Утро Родины нашей розово,
Позывные летят, попискивая,
Восвояси уходит Бронзовый,
Но лежат, притаились Гипсовые...
Галич не уехал — его изгнали. Гипсовые недолго лежали, притаясь: пробившись к власти, они ощутили силу, а много ли нужно силы, чтобы изгнать из своей страны певца, у которого и всего-то — голос да гитара?..
Его восстановили в Союзе кинематографистов, который в свое время не сумел его защитить; восстановили в Союзе писателей, которому посвятил он одну из лучших своих песен — о похоронах «члена Литфонда» Бориса Пастернака. Его стихи в сопровождении прочувствованных статей появились в журналах. Но в то, что Александр Галич воскрес у себя на Родине, я поверил, только услышав заново его голос: не в крохотной квартирке Алексея Белянинова, окном на проспект Абая, а — по московскому радио, на весь Союз пел он свои крамольные песни. Мертвый, похороненный в чужой земле,— пел... Ах, черт возьми, да ведь знал же я, что это всего лишь запись, лента, магнитофон, и нет, не случилось никакого чуда! И все-таки, все-таки — «Слышишь?..— заорал я жене, которая была в другой комнате.— Галич поет!..»
И мы стояли и слушали — такой знакомый, такой особенный, ни на один в мире не похожий баритон. И вспоминали о том, о чем все эти годы любили вспоминать: как двадцать лет назад, уехав от Белянинова, мы у себя в микрорайоне отправились не домой, не в крупнопанельную коробку с совмещенным санузлом (в которой, кстати, живем и по сию пору), а — в расположенный рядом старый, заброшенный яблоневый сад, принадлежавший прежде пригородному совхозу. Был конец апреля, стояла глубокая ночь — шел не то второй, не то третий час, огромная, вполнеба луна тянула к себе будто магнитом, яблони блестели, как осыпанные фольгой. Светился воздух, светились деревья, светилась земля. И после горьких, едких, яростных песен Галича было странное чувство — не печали, не отчаяния, а тихой и, вопреки фактам и разуму, несокрушимой веры в то, что крепче, прочнее и бронзы, и гипса — живая, теплая человеческая плоть, белые яблоневые лепестки, слова и звук...
Когда я теперь вспоминаю первые минуты ошеломления после «Покаяния», московский, туманящий воздух мороз, скрип снега, мне кажется, что тогда ко мне донесло и тонкий, пьяный, счастливый запах того весеннего сада...

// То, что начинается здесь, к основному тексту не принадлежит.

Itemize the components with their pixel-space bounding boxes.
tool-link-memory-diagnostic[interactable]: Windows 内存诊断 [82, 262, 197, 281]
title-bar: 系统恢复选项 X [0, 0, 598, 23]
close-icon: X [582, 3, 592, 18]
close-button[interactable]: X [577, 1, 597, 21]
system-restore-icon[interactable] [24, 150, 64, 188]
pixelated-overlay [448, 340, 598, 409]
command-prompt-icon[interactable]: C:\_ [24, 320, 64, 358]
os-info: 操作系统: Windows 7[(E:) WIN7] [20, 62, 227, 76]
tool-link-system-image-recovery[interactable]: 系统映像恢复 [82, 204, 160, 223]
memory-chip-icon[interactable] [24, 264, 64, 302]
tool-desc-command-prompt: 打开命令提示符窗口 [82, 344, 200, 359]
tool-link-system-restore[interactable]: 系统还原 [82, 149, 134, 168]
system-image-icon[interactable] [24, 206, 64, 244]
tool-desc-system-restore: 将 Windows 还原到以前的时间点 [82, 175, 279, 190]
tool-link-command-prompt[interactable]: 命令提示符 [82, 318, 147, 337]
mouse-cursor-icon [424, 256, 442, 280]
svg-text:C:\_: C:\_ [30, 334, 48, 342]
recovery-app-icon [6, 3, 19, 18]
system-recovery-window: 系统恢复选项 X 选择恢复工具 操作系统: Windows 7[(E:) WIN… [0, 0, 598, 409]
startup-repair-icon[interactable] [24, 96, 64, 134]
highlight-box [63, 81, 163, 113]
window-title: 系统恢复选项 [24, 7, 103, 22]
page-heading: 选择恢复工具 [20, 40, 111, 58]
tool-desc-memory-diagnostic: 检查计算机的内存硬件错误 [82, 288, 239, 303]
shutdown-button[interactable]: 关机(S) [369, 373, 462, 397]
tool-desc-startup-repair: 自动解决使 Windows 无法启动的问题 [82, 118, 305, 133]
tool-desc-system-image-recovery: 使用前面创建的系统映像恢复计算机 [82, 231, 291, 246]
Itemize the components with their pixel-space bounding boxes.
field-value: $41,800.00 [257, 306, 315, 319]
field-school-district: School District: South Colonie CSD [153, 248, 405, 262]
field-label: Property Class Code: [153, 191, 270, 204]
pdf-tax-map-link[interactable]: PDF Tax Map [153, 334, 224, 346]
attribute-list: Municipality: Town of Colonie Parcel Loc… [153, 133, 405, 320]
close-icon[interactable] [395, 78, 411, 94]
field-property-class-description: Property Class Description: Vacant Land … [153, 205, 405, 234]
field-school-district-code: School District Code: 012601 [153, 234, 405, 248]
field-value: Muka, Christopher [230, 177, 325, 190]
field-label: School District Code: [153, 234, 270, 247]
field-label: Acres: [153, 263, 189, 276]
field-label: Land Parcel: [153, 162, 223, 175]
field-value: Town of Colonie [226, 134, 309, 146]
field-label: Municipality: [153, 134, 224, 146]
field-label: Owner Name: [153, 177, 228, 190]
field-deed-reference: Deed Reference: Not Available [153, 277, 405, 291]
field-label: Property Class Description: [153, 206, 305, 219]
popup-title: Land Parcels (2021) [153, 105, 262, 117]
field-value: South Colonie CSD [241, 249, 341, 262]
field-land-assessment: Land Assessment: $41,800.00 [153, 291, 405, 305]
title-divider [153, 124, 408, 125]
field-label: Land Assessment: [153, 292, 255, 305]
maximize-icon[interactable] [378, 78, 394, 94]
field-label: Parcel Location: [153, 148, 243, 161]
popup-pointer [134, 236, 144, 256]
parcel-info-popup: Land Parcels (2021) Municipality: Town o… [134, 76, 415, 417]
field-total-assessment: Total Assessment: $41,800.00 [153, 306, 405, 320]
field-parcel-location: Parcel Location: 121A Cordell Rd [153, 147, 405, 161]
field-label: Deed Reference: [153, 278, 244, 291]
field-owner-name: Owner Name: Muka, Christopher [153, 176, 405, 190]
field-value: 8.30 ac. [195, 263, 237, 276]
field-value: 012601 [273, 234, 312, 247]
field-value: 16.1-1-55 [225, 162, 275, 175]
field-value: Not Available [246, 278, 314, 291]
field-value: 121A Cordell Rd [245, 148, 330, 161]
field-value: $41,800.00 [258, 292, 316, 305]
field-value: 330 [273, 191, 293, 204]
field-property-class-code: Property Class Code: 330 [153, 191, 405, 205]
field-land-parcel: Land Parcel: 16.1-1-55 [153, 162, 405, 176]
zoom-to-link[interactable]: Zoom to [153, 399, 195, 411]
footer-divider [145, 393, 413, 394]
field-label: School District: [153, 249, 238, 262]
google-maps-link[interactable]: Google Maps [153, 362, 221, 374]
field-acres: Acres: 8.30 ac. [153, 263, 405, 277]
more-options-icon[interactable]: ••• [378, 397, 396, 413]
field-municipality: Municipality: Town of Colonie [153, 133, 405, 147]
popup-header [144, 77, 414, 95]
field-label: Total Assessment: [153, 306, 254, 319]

Живые воскресили мертвых...
Мертвые воскрешают живых...
Только ли мертвые, впрочем? А Рыбаков? Дудинцев? Гранин? Корнилов? Не убитые, не сдавшиеся в плен солдаты вконец, казалось, разгромленной армии? Шестидесятники, которых двадцать лет давил, плющил — но не раздавил, не расплющил — беспощадный пресс?.. И вот уже откуда-то с того берега Атлантики, еще недавно — почти с того света — послышался голос Наума Коржавина. Журналы, не напечатавшие ранее ни единой его строчки, распахнулись для стихов, написанных в 1963, 1956, 1952 годах. И вчетвером, встречая Новый год, мы с Володей Берденниковым и нашими женами слушаем чудом сохранившуюся магнитофонную пленку, вспоминая наш карагандинский, двадцатипятилетней давности убогий «а-ля фуршет» и Наума, который тогда читал стихи: «Рижское кладбище», «На концерте Вагнера»... Мы постарели, стихи — нет. Он читает их простуженным, хриплым голосом, немного в нос,— на другой день ему предстояло выступление на швейной фабрике и мы, помнится, метались по аптекам, охотясь за импортной, только поступившей в продажу новинкой — санорином...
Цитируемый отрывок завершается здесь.